High resolution optical hybrid absolute incremental position encoder

Abstract

An optical encoder for sensing angular position includes a rotatable optical medium having a major surface and an axis of rotation perpendicular to the surface, with a plurality of uniformly sized angular sectors defined on the surface. An annular absolute track is defined on the surface concentric with the axis, a plurality of digital bits being formed on the surface in sequence along the absolute track within each sector. Each such bit is optically readable as a binary 1 or a binary 0, with each plurality of bits defining a binary word. A first series of optically detectable incremental marks are evenly spaced around a first incremental track on the surface.
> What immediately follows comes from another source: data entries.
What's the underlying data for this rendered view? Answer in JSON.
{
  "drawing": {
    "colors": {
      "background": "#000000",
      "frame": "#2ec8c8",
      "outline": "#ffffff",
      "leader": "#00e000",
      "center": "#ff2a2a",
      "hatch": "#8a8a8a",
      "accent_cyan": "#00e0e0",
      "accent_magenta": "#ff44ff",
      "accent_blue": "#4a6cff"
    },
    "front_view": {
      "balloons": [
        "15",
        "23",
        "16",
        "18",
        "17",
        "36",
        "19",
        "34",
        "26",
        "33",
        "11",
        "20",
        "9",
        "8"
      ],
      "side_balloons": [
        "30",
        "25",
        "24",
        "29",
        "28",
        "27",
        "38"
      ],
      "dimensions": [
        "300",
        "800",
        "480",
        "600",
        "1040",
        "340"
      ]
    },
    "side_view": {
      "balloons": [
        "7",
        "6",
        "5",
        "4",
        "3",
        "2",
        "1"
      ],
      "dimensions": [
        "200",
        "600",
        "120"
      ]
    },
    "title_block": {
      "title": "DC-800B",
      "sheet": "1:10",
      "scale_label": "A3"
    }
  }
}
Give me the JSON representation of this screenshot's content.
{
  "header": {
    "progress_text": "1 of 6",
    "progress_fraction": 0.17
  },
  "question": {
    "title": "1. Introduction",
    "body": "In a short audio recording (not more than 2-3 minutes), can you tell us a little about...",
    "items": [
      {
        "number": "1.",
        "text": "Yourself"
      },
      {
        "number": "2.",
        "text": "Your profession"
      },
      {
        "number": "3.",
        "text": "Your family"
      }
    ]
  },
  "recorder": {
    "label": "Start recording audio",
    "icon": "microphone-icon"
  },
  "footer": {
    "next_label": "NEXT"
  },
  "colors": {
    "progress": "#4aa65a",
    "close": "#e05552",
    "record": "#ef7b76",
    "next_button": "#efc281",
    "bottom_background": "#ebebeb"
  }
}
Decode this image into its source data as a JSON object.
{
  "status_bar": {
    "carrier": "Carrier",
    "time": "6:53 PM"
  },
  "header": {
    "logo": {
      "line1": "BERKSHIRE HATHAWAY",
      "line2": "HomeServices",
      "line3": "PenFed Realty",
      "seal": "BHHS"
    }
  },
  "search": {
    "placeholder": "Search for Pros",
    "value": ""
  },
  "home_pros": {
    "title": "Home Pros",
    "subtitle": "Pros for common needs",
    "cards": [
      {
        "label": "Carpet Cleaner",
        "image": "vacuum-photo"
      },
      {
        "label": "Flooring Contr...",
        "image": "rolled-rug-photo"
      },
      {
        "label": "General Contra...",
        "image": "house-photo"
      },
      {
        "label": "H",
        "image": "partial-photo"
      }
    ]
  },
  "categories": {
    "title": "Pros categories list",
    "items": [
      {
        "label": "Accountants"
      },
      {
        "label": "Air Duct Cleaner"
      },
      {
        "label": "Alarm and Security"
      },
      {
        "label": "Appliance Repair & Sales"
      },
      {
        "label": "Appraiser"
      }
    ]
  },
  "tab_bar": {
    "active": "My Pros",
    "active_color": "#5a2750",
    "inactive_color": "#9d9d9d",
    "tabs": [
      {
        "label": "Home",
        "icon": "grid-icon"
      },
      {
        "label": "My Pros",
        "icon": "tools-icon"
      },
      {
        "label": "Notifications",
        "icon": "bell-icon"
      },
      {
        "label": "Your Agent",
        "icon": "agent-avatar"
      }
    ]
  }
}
The binary word in a sector is optically read to identify the angular position of that sector and indicate the approximate angular position of the medium, while the first series of incremental marks can be optically detected to refine the approximate angular position indication. A source of light illuminates the surface along a fixed radius from the axis, while a digital track detector senses the illumination reflected from the absolute bits and a first incremental track detector senses the illumination reflected from the incremental marks. Signal processing and decoding means convert the output of the absolute track detector into a binary word and interpolate the precise angular position of the medium from the output of the first incremental track detector. An input absolute track optical fiber is connected between a absolute track optical coupler and proximate the surface of the medium, while a first input incremental track optical fiber is connected between a first incremental track optical coupler and proximate the surface. Output absolute track and first incremental track optical fibers are connected between the couplers and the track detectors for conveying reflected light from the tracks to the detectors.